Путешествие домой Радханантх Свами Часть 1 Путешествие на восток Глава 2

Наступил день моего отъезда, я протискивался по проходу в салоне самолета, стараясь никого не задеть по головам своей спортивной сумкой. « Простите, мэм,» - обратился я к американке средних лет, усевшейся в проходе. –«Позвольте пройти, мое место у окна».  
  Она резко вздернула голову, недовольно скривившись, и я словно прочитал ее мысли: «Нашел бы ты себе другое место». Я бы и сам с удовольствием последовал ее совету, однако народу в салоне самолета было полно, и пассажиры, столпившиеся за моей спиной, выказывали нетерпение. Я осторожно протиснулся мимо нее к своему месту. Неодобрительным взглядом из под своего пышного начеса, она окинула мои длинные волосы. Я не стал обращать на это внимание и предпочел уставиться в окошко. 
  Спустя несколько минут я украдкой взглянул краешком глаза, и тут же столкнулся опять с ее немилостивым взглядом. Объявили о задержке вылета. Похоже, полет предстоял долгим. 
  Прошло какое-то время, и я снова скосил глаза в сторону соседки, но на этот раз вместо дамы с пышной прической, я обнаружил рядом с собой преинтереснейшую личность в черных джинсах, черных башмаках и в черной футболке без рукавов. Серебрянные браслеты охватывали его красивые худощавые руки. Длинные прямые волосы были белыми как снег, и такой же белоснежной была его кожа. Глаза у него были розоватыми как у альбиносов, а его озорная улыбка тут же отозвалась во мне радостью. Хотя этот человек выглядел столь необычно, в нем было что-то очень знакомое. Где-то я его видел его раньше. Ну, конечно, это был он, легендарная звезда рок-н-рола, один из моих любимцев Джони Винтер.
  « Что тут происходит, братишка? Я Джонни». 
  « А меня зовут Монах». 
 Он по братски пожал мне руку.
 « Как ты очутился на этом месте?»- спросил я. – « Минуту назад здесь был кто-то другой». 
  Джони весело хмыкнул и ответил в своей фирменной техаской манере, медленно растягивая слова: « Старик, это ты о той даме, что так сильно дергалась, сидя рядом с тобой. Она тут поперла штурмом на весь салон, такую свару устроила, требуя себе другое место. Ну, не любит она таких, как мы, Монах. Ну, ведь знаешь, оно и к лучшему. Стюардесса помогла нам махнуться местами, мы с тобой теперь братья навеки».

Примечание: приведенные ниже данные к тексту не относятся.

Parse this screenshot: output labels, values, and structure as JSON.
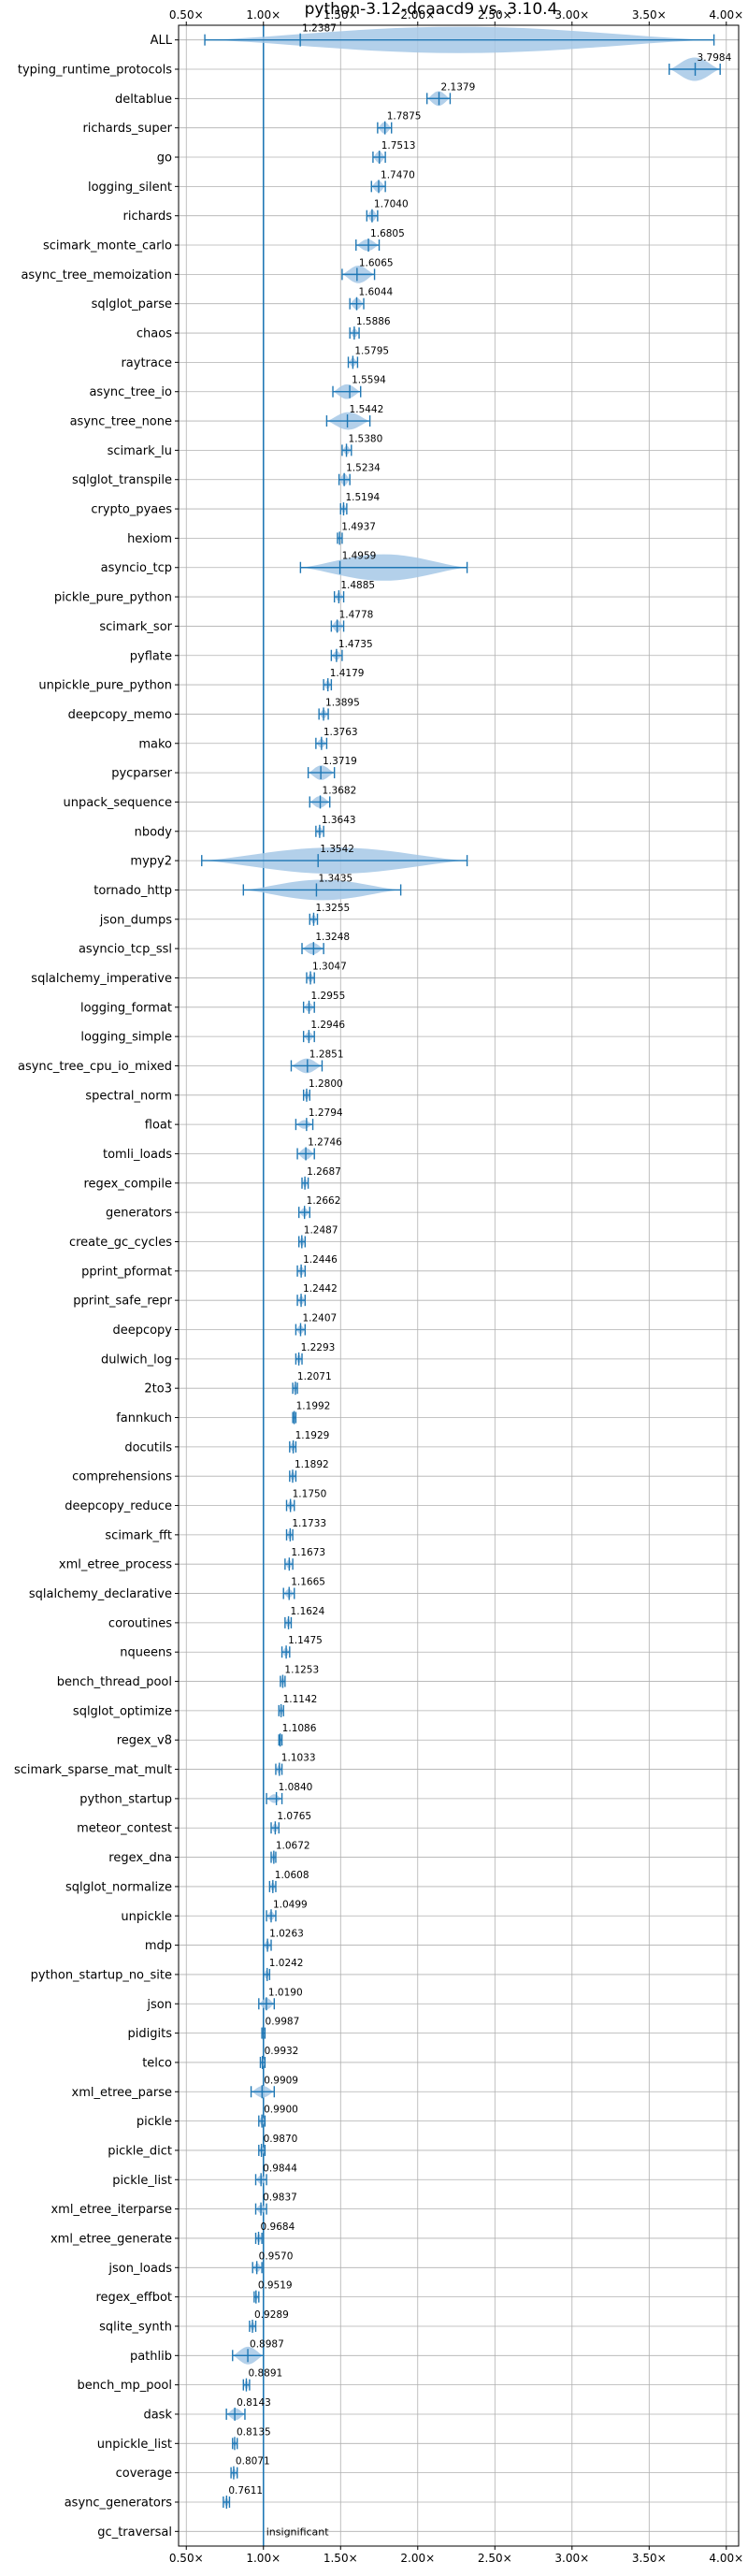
{
  "chart_data": {
    "type": "violin",
    "title": "python-3.12-dcaacd9 vs. 3.10.4",
    "xlabel": "",
    "ylabel": "",
    "xlim": [
      0.45,
      4.08
    ],
    "x_ticks": [
      0.5,
      1.0,
      1.5,
      2.0,
      2.5,
      3.0,
      3.5,
      4.0
    ],
    "x_tick_labels": [
      "0.50×",
      "1.00×",
      "1.50×",
      "2.00×",
      "2.50×",
      "3.00×",
      "3.50×",
      "4.00×"
    ],
    "reference_line": 1.0,
    "grid": true,
    "colors": {
      "accent": "#1f77b4",
      "violin": "#a6c8e6",
      "grid": "#b0b0b0",
      "axis": "#000000"
    },
    "benchmarks": [
      {
        "name": "ALL",
        "value": 1.2387,
        "label": "1.2387",
        "low": 0.62,
        "high": 3.92,
        "width": 0.9
      },
      {
        "name": "typing_runtime_protocols",
        "value": 3.7984,
        "label": "3.7984",
        "low": 3.63,
        "high": 3.96,
        "width": 0.8
      },
      {
        "name": "deltablue",
        "value": 2.1379,
        "label": "2.1379",
        "low": 2.06,
        "high": 2.21,
        "width": 0.5
      },
      {
        "name": "richards_super",
        "value": 1.7875,
        "label": "1.7875",
        "low": 1.74,
        "high": 1.83,
        "width": 0.4
      },
      {
        "name": "go",
        "value": 1.7513,
        "label": "1.7513",
        "low": 1.71,
        "high": 1.79,
        "width": 0.4
      },
      {
        "name": "logging_silent",
        "value": 1.747,
        "label": "1.7470",
        "low": 1.7,
        "high": 1.79,
        "width": 0.4
      },
      {
        "name": "richards",
        "value": 1.704,
        "label": "1.7040",
        "low": 1.67,
        "high": 1.74,
        "width": 0.4
      },
      {
        "name": "scimark_monte_carlo",
        "value": 1.6805,
        "label": "1.6805",
        "low": 1.6,
        "high": 1.75,
        "width": 0.4
      },
      {
        "name": "async_tree_memoization",
        "value": 1.6065,
        "label": "1.6065",
        "low": 1.51,
        "high": 1.72,
        "width": 0.6
      },
      {
        "name": "sqlglot_parse",
        "value": 1.6044,
        "label": "1.6044",
        "low": 1.56,
        "high": 1.65,
        "width": 0.4
      },
      {
        "name": "chaos",
        "value": 1.5886,
        "label": "1.5886",
        "low": 1.56,
        "high": 1.62,
        "width": 0.3
      },
      {
        "name": "raytrace",
        "value": 1.5795,
        "label": "1.5795",
        "low": 1.55,
        "high": 1.61,
        "width": 0.3
      },
      {
        "name": "async_tree_io",
        "value": 1.5594,
        "label": "1.5594",
        "low": 1.45,
        "high": 1.63,
        "width": 0.5
      },
      {
        "name": "async_tree_none",
        "value": 1.5442,
        "label": "1.5442",
        "low": 1.41,
        "high": 1.69,
        "width": 0.6
      },
      {
        "name": "scimark_lu",
        "value": 1.538,
        "label": "1.5380",
        "low": 1.51,
        "high": 1.57,
        "width": 0.3
      },
      {
        "name": "sqlglot_transpile",
        "value": 1.5234,
        "label": "1.5234",
        "low": 1.49,
        "high": 1.56,
        "width": 0.4
      },
      {
        "name": "crypto_pyaes",
        "value": 1.5194,
        "label": "1.5194",
        "low": 1.5,
        "high": 1.54,
        "width": 0.3
      },
      {
        "name": "hexiom",
        "value": 1.4937,
        "label": "1.4937",
        "low": 1.48,
        "high": 1.51,
        "width": 0.2
      },
      {
        "name": "asyncio_tcp",
        "value": 1.4959,
        "label": "1.4959",
        "low": 1.24,
        "high": 2.32,
        "width": 0.9
      },
      {
        "name": "pickle_pure_python",
        "value": 1.4885,
        "label": "1.4885",
        "low": 1.46,
        "high": 1.52,
        "width": 0.3
      },
      {
        "name": "scimark_sor",
        "value": 1.4778,
        "label": "1.4778",
        "low": 1.44,
        "high": 1.52,
        "width": 0.4
      },
      {
        "name": "pyflate",
        "value": 1.4735,
        "label": "1.4735",
        "low": 1.44,
        "high": 1.51,
        "width": 0.3
      },
      {
        "name": "unpickle_pure_python",
        "value": 1.4179,
        "label": "1.4179",
        "low": 1.39,
        "high": 1.44,
        "width": 0.3
      },
      {
        "name": "deepcopy_memo",
        "value": 1.3895,
        "label": "1.3895",
        "low": 1.36,
        "high": 1.42,
        "width": 0.3
      },
      {
        "name": "mako",
        "value": 1.3763,
        "label": "1.3763",
        "low": 1.34,
        "high": 1.41,
        "width": 0.3
      },
      {
        "name": "pycparser",
        "value": 1.3719,
        "label": "1.3719",
        "low": 1.29,
        "high": 1.46,
        "width": 0.5
      },
      {
        "name": "unpack_sequence",
        "value": 1.3682,
        "label": "1.3682",
        "low": 1.3,
        "high": 1.43,
        "width": 0.4
      },
      {
        "name": "nbody",
        "value": 1.3643,
        "label": "1.3643",
        "low": 1.34,
        "high": 1.39,
        "width": 0.3
      },
      {
        "name": "mypy2",
        "value": 1.3542,
        "label": "1.3542",
        "low": 0.6,
        "high": 2.32,
        "width": 0.9
      },
      {
        "name": "tornado_http",
        "value": 1.3435,
        "label": "1.3435",
        "low": 0.87,
        "high": 1.89,
        "width": 0.7
      },
      {
        "name": "json_dumps",
        "value": 1.3255,
        "label": "1.3255",
        "low": 1.3,
        "high": 1.35,
        "width": 0.3
      },
      {
        "name": "asyncio_tcp_ssl",
        "value": 1.3248,
        "label": "1.3248",
        "low": 1.25,
        "high": 1.39,
        "width": 0.4
      },
      {
        "name": "sqlalchemy_imperative",
        "value": 1.3047,
        "label": "1.3047",
        "low": 1.28,
        "high": 1.33,
        "width": 0.3
      },
      {
        "name": "logging_format",
        "value": 1.2955,
        "label": "1.2955",
        "low": 1.26,
        "high": 1.33,
        "width": 0.3
      },
      {
        "name": "logging_simple",
        "value": 1.2946,
        "label": "1.2946",
        "low": 1.26,
        "high": 1.33,
        "width": 0.3
      },
      {
        "name": "async_tree_cpu_io_mixed",
        "value": 1.2851,
        "label": "1.2851",
        "low": 1.18,
        "high": 1.38,
        "width": 0.5
      },
      {
        "name": "spectral_norm",
        "value": 1.28,
        "label": "1.2800",
        "low": 1.26,
        "high": 1.3,
        "width": 0.3
      },
      {
        "name": "float",
        "value": 1.2794,
        "label": "1.2794",
        "low": 1.21,
        "high": 1.32,
        "width": 0.3
      },
      {
        "name": "tomli_loads",
        "value": 1.2746,
        "label": "1.2746",
        "low": 1.22,
        "high": 1.33,
        "width": 0.4
      },
      {
        "name": "regex_compile",
        "value": 1.2687,
        "label": "1.2687",
        "low": 1.25,
        "high": 1.29,
        "width": 0.3
      },
      {
        "name": "generators",
        "value": 1.2662,
        "label": "1.2662",
        "low": 1.23,
        "high": 1.3,
        "width": 0.3
      },
      {
        "name": "create_gc_cycles",
        "value": 1.2487,
        "label": "1.2487",
        "low": 1.23,
        "high": 1.27,
        "width": 0.3
      },
      {
        "name": "pprint_pformat",
        "value": 1.2446,
        "label": "1.2446",
        "low": 1.22,
        "high": 1.27,
        "width": 0.3
      },
      {
        "name": "pprint_safe_repr",
        "value": 1.2442,
        "label": "1.2442",
        "low": 1.22,
        "high": 1.27,
        "width": 0.3
      },
      {
        "name": "deepcopy",
        "value": 1.2407,
        "label": "1.2407",
        "low": 1.21,
        "high": 1.27,
        "width": 0.3
      },
      {
        "name": "dulwich_log",
        "value": 1.2293,
        "label": "1.2293",
        "low": 1.21,
        "high": 1.25,
        "width": 0.3
      },
      {
        "name": "2to3",
        "value": 1.2071,
        "label": "1.2071",
        "low": 1.19,
        "high": 1.22,
        "width": 0.3
      },
      {
        "name": "fannkuch",
        "value": 1.1992,
        "label": "1.1992",
        "low": 1.19,
        "high": 1.21,
        "width": 0.2
      },
      {
        "name": "docutils",
        "value": 1.1929,
        "label": "1.1929",
        "low": 1.17,
        "high": 1.21,
        "width": 0.3
      },
      {
        "name": "comprehensions",
        "value": 1.1892,
        "label": "1.1892",
        "low": 1.17,
        "high": 1.21,
        "width": 0.3
      },
      {
        "name": "deepcopy_reduce",
        "value": 1.175,
        "label": "1.1750",
        "low": 1.15,
        "high": 1.2,
        "width": 0.3
      },
      {
        "name": "scimark_fft",
        "value": 1.1733,
        "label": "1.1733",
        "low": 1.15,
        "high": 1.19,
        "width": 0.3
      },
      {
        "name": "xml_etree_process",
        "value": 1.1673,
        "label": "1.1673",
        "low": 1.14,
        "high": 1.19,
        "width": 0.3
      },
      {
        "name": "sqlalchemy_declarative",
        "value": 1.1665,
        "label": "1.1665",
        "low": 1.13,
        "high": 1.2,
        "width": 0.3
      },
      {
        "name": "coroutines",
        "value": 1.1624,
        "label": "1.1624",
        "low": 1.14,
        "high": 1.18,
        "width": 0.3
      },
      {
        "name": "nqueens",
        "value": 1.1475,
        "label": "1.1475",
        "low": 1.12,
        "high": 1.17,
        "width": 0.3
      },
      {
        "name": "bench_thread_pool",
        "value": 1.1253,
        "label": "1.1253",
        "low": 1.11,
        "high": 1.14,
        "width": 0.3
      },
      {
        "name": "sqlglot_optimize",
        "value": 1.1142,
        "label": "1.1142",
        "low": 1.1,
        "high": 1.13,
        "width": 0.3
      },
      {
        "name": "regex_v8",
        "value": 1.1086,
        "label": "1.1086",
        "low": 1.1,
        "high": 1.12,
        "width": 0.2
      },
      {
        "name": "scimark_sparse_mat_mult",
        "value": 1.1033,
        "label": "1.1033",
        "low": 1.08,
        "high": 1.12,
        "width": 0.3
      },
      {
        "name": "python_startup",
        "value": 1.084,
        "label": "1.0840",
        "low": 1.02,
        "high": 1.12,
        "width": 0.3
      },
      {
        "name": "meteor_contest",
        "value": 1.0765,
        "label": "1.0765",
        "low": 1.05,
        "high": 1.1,
        "width": 0.3
      },
      {
        "name": "regex_dna",
        "value": 1.0672,
        "label": "1.0672",
        "low": 1.05,
        "high": 1.08,
        "width": 0.3
      },
      {
        "name": "sqlglot_normalize",
        "value": 1.0608,
        "label": "1.0608",
        "low": 1.04,
        "high": 1.08,
        "width": 0.3
      },
      {
        "name": "unpickle",
        "value": 1.0499,
        "label": "1.0499",
        "low": 1.02,
        "high": 1.08,
        "width": 0.3
      },
      {
        "name": "mdp",
        "value": 1.0263,
        "label": "1.0263",
        "low": 1.0,
        "high": 1.05,
        "width": 0.3
      },
      {
        "name": "python_startup_no_site",
        "value": 1.0242,
        "label": "1.0242",
        "low": 1.0,
        "high": 1.04,
        "width": 0.3
      },
      {
        "name": "json",
        "value": 1.019,
        "label": "1.0190",
        "low": 0.97,
        "high": 1.07,
        "width": 0.4
      },
      {
        "name": "pidigits",
        "value": 0.9987,
        "label": "0.9987",
        "low": 0.99,
        "high": 1.01,
        "width": 0.2
      },
      {
        "name": "telco",
        "value": 0.9932,
        "label": "0.9932",
        "low": 0.98,
        "high": 1.01,
        "width": 0.3
      },
      {
        "name": "xml_etree_parse",
        "value": 0.9909,
        "label": "0.9909",
        "low": 0.92,
        "high": 1.07,
        "width": 0.4
      },
      {
        "name": "pickle",
        "value": 0.99,
        "label": "0.9900",
        "low": 0.97,
        "high": 1.01,
        "width": 0.3
      },
      {
        "name": "pickle_dict",
        "value": 0.987,
        "label": "0.9870",
        "low": 0.97,
        "high": 1.01,
        "width": 0.3
      },
      {
        "name": "pickle_list",
        "value": 0.9844,
        "label": "0.9844",
        "low": 0.95,
        "high": 1.02,
        "width": 0.3
      },
      {
        "name": "xml_etree_iterparse",
        "value": 0.9837,
        "label": "0.9837",
        "low": 0.95,
        "high": 1.02,
        "width": 0.3
      },
      {
        "name": "xml_etree_generate",
        "value": 0.9684,
        "label": "0.9684",
        "low": 0.95,
        "high": 0.99,
        "width": 0.3
      },
      {
        "name": "json_loads",
        "value": 0.957,
        "label": "0.9570",
        "low": 0.93,
        "high": 0.99,
        "width": 0.3
      },
      {
        "name": "regex_effbot",
        "value": 0.9519,
        "label": "0.9519",
        "low": 0.94,
        "high": 0.97,
        "width": 0.2
      },
      {
        "name": "sqlite_synth",
        "value": 0.9289,
        "label": "0.9289",
        "low": 0.91,
        "high": 0.95,
        "width": 0.3
      },
      {
        "name": "pathlib",
        "value": 0.8987,
        "label": "0.8987",
        "low": 0.8,
        "high": 1.0,
        "width": 0.6
      },
      {
        "name": "bench_mp_pool",
        "value": 0.8891,
        "label": "0.8891",
        "low": 0.87,
        "high": 0.91,
        "width": 0.3
      },
      {
        "name": "dask",
        "value": 0.8143,
        "label": "0.8143",
        "low": 0.76,
        "high": 0.88,
        "width": 0.4
      },
      {
        "name": "unpickle_list",
        "value": 0.8135,
        "label": "0.8135",
        "low": 0.8,
        "high": 0.83,
        "width": 0.2
      },
      {
        "name": "coverage",
        "value": 0.8071,
        "label": "0.8071",
        "low": 0.79,
        "high": 0.83,
        "width": 0.3
      },
      {
        "name": "async_generators",
        "value": 0.7611,
        "label": "0.7611",
        "low": 0.74,
        "high": 0.78,
        "width": 0.3
      },
      {
        "name": "gc_traversal",
        "value": null,
        "label": "insignificant",
        "low": null,
        "high": null,
        "width": 0
      }
    ]
  }
}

  У нас было полно времени для разговоров. Я делился с ним своими впечатлениями о поиске смысла жизни, а он, не таясь, рассказывал истории из собственной. Я сказал, что совсем недавно смотрел его великолепное выступление во Флориде. Там у него было шоу вместе с Дженис Джоплин
  Его худощавое тело заходило ходуном от смеха. « Никогда еще не было столь дичайшей сумасбродки по обе стороны реки Мисисипи». Он стал говорить, что Дженис бестолковая, сумбурная, шумная и вечно под кайфом, но что она очень добрая девчонка. « Она мне как сестренка,» - признался он. И он всегда переживал за нее. « Малютка Дженис просто прожигает свою жизнь. Она, так сказать, поджигает свечку с двух концов. Не знаю, сколько она так протянет». Он пристально взглянул на меня своими посерьезневшими розоватыми глазами. « Знаешь, Монах, ведь деньги и слава могут погубить человека. Давай чуток помолимся за нее». 
  Двигатель взревел, самолет внезапно резко поднялся, оставив под собой взлетную дорожку и взмыл в небо. Казалось, будто наши сердца тоже парили в воздухе, покуда мы вели разговоры о великих легендах блюза от Чикаго до дельты Мисисипи. В этой теме Джони просто не было равных. « Дружище, мы можем толковать с тобой по душам целую вечность. Я бы даже ни капли не возражал, если эта развалюха с крыльями вообще никогда бы не приземлялась». Тут он заметил прикрепленную к моему ремню гармонику и закричал: « Так ты играешь на гармошке? Давай замутим, старик». В один миг у него в руках появилась его собственная гармоника. « Выбирай песню». 
  «Знаешь такую «Мавэ ин ло блюз» малыша Джуниора Паркера?» - спросил я. 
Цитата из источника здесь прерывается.